Mit seinem Einstehen für die Freiheit als dem zentralen Wert europäischer Staatlichkeit verbindet sich bei di Fabio allerdings mitnichten eine landläufig gerne als „soziale Kälte“ diffamierte Geisteshaltung. Vielmehr webt er seinen Freiheitsbegriff in ein System der individuell gewählten und effektiv gelebten Bindungen der Menschen untereinander. Denn nur derjenige, der die kulturelle und in lebensweltlicher Vernunft erprobte Gemeinsamkeit von Menschen erfaßt und erlebt hat, kann seine Traditionen beherrschen, um Freiheit zu gestalten. Nicht Umverteilung, sondern nachvollziehbare Gegenseitigkeit in Geben und Nehmen ist das Elexier, aus dem jede funktionsfähige Gemeinschaftlichkeit sich nährt.

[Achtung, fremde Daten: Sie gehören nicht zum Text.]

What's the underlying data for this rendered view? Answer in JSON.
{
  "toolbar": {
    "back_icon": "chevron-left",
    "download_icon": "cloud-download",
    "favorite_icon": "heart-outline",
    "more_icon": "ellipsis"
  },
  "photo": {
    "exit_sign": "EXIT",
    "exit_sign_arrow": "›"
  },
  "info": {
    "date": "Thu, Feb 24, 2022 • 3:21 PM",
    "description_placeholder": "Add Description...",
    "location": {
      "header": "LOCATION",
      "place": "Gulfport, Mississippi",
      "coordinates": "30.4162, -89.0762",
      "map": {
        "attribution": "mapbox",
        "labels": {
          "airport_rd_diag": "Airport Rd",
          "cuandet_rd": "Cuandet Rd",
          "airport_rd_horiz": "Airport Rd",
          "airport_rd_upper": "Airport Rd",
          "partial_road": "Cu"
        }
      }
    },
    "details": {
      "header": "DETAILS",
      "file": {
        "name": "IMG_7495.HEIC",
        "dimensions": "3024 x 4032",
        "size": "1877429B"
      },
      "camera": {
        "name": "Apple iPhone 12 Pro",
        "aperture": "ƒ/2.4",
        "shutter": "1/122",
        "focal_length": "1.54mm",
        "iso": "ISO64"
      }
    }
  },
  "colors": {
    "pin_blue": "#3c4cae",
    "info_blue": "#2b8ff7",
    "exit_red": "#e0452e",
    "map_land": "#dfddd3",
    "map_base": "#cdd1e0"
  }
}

In diesen Zusammenhang fügen sich die deutlichen Hinweise, daß alles „Soziale“ seine Wurzel gerade nicht in der Gleichheit, sondern in der Brüderlichkeit findet und daß die geradezu essentiell gewordenen, immensen Erwartungshaltungen an den bundesdeutschen Staat schlicht das Symptom einer korrekturbedürftigen deutlichen Fehlleitung ihres kulturellen Systems sind. Dieser Korrekturbedarf folgt nach di Fabio nicht selten aus den von ihm vielfach skizzierten Paradoxien einzelner Theorieansätze. So gerät das durch alle Definitionen, Geschichten und Systeme allgegenwärtige Paradox gleichsam zum zweiten Leitmotiv seiner Darstellungen.

Es wäre – neben dem ungeheuer spannenden Projekt, das geltende deutsche Arbeitsrecht mit den Grundsätzen des von di Fabio beschriebenen Gegenseitigkeitsprinzips abzugleichen – von einigem Interesse, die greifbaren Parallelen im Denken einerseits Udo di Fabios und andererseits Hans-Hermann Hoppes oder Roland Baaders näher zu beleuchten. Denn auch deren konsequentes Eintreten für juristische Freiheit und ausgeweitetes Zivilrecht basiert bekanntlich maßgeblich auf traditionellen christlichen Werten. Nicht zuletzt aber die Feststellung, daß das Vertrauen auf Freiheiten mit Udo di Fabio einen Vertreter bei dem Bundesverfassungsgericht gefunden hat, stimmt vorsichtig zuversichtlich, daß die Ideale der Freiheit anstelle der Intensivierung allen Etatismus in Deutschland vielleicht doch noch nicht tot sind.